I’d also like to point out the return of a few characters from previous issues in Darren’s visions: When he first enters the house, he meets Fiona, the protagonist from issue #2, a girl who’s at sleepaway camp. Then Al, the diner cook from issue #11, and then Cotton Dudley, the witch-finder from issues #5 and #10. We also meet a giant spider-like eyeball thing, which might be a teaser for stories we haven’t gotten yet. As usual, green eyes (and some extreme eye trauma) are some of the major *ahem* visual motifs in this issue. It ties in with Lauren and Colton being actors, but there’s also the question of perception, illusion and likely self-perception on Darren’s part that the issue is playing with.

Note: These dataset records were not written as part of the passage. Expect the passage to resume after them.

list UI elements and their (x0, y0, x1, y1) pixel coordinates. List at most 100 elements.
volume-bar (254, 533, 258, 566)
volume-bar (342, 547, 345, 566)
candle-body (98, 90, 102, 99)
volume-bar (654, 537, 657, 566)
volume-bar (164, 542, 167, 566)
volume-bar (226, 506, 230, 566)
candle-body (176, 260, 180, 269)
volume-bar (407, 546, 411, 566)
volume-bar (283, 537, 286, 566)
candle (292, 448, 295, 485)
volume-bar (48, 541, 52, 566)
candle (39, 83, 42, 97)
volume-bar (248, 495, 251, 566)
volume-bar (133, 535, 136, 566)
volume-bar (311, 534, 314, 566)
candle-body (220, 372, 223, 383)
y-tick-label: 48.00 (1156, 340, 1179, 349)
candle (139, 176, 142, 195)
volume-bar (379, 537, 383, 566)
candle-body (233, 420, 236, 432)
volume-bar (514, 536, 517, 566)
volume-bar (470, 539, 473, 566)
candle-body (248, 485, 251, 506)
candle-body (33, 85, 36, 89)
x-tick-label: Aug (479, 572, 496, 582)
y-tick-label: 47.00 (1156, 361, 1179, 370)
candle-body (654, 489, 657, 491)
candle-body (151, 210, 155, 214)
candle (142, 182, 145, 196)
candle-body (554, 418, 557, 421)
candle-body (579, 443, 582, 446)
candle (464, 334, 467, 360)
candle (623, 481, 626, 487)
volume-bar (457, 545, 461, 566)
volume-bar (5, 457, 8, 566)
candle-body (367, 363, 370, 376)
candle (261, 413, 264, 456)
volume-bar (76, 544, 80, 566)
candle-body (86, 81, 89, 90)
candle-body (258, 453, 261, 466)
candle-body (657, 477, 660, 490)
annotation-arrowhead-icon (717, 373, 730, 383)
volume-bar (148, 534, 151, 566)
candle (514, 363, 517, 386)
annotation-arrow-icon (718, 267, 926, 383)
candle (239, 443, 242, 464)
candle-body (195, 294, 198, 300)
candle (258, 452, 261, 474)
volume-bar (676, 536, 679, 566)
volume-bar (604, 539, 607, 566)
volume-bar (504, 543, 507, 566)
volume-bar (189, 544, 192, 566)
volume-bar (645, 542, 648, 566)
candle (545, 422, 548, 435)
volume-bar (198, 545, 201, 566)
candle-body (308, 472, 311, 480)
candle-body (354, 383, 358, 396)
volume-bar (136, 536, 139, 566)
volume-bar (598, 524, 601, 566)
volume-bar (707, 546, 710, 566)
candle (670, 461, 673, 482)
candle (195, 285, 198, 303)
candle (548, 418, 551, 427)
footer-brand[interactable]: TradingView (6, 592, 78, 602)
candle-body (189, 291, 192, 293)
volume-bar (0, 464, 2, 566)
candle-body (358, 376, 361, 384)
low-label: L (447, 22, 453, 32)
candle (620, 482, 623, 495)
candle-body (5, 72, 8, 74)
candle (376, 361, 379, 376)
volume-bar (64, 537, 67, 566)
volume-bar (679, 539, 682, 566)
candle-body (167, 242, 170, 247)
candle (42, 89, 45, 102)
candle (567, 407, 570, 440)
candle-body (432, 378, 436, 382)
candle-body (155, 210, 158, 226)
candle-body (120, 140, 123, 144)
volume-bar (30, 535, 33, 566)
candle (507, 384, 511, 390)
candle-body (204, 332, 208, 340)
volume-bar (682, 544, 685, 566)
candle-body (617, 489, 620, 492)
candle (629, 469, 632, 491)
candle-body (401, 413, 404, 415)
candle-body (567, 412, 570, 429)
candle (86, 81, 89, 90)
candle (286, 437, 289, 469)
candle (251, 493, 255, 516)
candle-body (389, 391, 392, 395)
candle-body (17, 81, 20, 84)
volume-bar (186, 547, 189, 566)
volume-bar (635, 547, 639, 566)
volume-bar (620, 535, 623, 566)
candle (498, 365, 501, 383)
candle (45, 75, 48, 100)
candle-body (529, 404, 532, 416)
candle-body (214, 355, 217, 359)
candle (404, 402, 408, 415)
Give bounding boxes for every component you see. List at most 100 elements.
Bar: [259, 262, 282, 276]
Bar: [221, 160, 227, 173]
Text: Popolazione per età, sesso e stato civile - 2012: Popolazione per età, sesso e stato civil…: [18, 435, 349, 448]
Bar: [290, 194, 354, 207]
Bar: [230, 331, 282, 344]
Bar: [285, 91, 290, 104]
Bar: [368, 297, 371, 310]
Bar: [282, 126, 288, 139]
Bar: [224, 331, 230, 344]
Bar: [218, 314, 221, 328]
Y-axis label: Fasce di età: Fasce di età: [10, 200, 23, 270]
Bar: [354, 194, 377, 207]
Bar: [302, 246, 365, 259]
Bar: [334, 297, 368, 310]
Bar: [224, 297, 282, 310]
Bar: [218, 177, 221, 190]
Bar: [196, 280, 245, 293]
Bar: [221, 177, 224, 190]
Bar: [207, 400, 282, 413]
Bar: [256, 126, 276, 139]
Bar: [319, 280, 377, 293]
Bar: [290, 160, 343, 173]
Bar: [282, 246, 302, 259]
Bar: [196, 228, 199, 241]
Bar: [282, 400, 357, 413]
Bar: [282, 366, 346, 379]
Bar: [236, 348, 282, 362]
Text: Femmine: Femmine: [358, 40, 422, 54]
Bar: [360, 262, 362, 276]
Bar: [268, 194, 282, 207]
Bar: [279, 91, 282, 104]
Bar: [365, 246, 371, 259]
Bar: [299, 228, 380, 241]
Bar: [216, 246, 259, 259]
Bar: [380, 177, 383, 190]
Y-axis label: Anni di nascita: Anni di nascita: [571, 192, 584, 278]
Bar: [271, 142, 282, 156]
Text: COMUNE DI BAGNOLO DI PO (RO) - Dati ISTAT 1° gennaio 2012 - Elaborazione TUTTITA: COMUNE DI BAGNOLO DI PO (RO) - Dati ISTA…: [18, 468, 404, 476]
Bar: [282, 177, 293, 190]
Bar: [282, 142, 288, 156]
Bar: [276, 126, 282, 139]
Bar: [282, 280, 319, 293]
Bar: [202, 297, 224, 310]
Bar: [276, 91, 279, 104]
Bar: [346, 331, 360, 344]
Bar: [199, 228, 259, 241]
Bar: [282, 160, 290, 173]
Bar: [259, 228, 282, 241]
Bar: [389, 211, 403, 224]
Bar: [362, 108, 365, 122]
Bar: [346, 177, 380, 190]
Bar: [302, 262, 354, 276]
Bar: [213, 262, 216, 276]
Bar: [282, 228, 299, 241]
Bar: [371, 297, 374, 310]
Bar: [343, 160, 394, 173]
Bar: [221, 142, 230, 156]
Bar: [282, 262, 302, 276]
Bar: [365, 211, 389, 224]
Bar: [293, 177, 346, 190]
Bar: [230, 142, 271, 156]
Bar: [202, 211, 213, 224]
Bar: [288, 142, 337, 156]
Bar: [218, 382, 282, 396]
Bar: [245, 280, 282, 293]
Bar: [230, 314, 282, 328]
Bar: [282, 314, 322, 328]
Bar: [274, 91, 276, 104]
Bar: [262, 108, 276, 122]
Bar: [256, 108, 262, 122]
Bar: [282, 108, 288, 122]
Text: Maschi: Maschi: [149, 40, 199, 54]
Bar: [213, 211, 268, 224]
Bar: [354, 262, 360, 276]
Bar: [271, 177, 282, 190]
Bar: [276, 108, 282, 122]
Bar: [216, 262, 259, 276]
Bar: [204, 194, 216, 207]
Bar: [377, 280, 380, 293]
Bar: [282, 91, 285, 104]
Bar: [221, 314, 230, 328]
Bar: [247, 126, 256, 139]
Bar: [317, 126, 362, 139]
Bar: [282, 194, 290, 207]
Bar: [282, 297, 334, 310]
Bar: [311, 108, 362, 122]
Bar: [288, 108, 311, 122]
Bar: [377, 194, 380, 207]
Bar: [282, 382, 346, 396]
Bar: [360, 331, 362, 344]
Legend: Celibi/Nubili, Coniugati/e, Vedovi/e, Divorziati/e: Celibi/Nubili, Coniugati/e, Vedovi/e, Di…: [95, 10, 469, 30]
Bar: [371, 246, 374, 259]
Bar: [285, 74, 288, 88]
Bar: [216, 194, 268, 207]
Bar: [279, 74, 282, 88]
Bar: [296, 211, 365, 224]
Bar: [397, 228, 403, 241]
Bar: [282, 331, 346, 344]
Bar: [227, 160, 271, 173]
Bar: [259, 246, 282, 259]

Ritesh: The Good Asian’s terrific, but so is his prior book Infidel with Aaron Campbell, Jose Villarubia and Jeff Powell. His Shang-Chi short story in Marvel’s Voices: Identity was also brilliant. This continues that trend. I think this is easily among the best issues of the book. It’s right up there with the Ram V issue and the Vita Ayala issue, at least for me. Just really thought-through work, and Walsh is just terrific as ever. He’s so good at not just horror imagery on its own, but pacing said imagery. That 16-panel grid page with the “sewing” of Lauren by Colton in Darren’s vision is so chilling and horrifying. It builds in a terrifying way. The way that’s colored? Chills. I’m sure it was in the script, but actually executing it that effectively is why Walsh nails it on this book.
Given the next one is the last of this arc, I’m curious to see how things wrap up. Where do we go from here? I guess we’ll find out.
Mark: The preview says it’ll explore the many years Louis the firefighter had the coin, between picking it up in issue #1 and getting killed in issue #3 (and the sidequest to the diner in issue #11). Maybe not as heavy on the lore as Walsh’s previous solo issues, but maybe we’ll be surprised. I’m looking forward to it!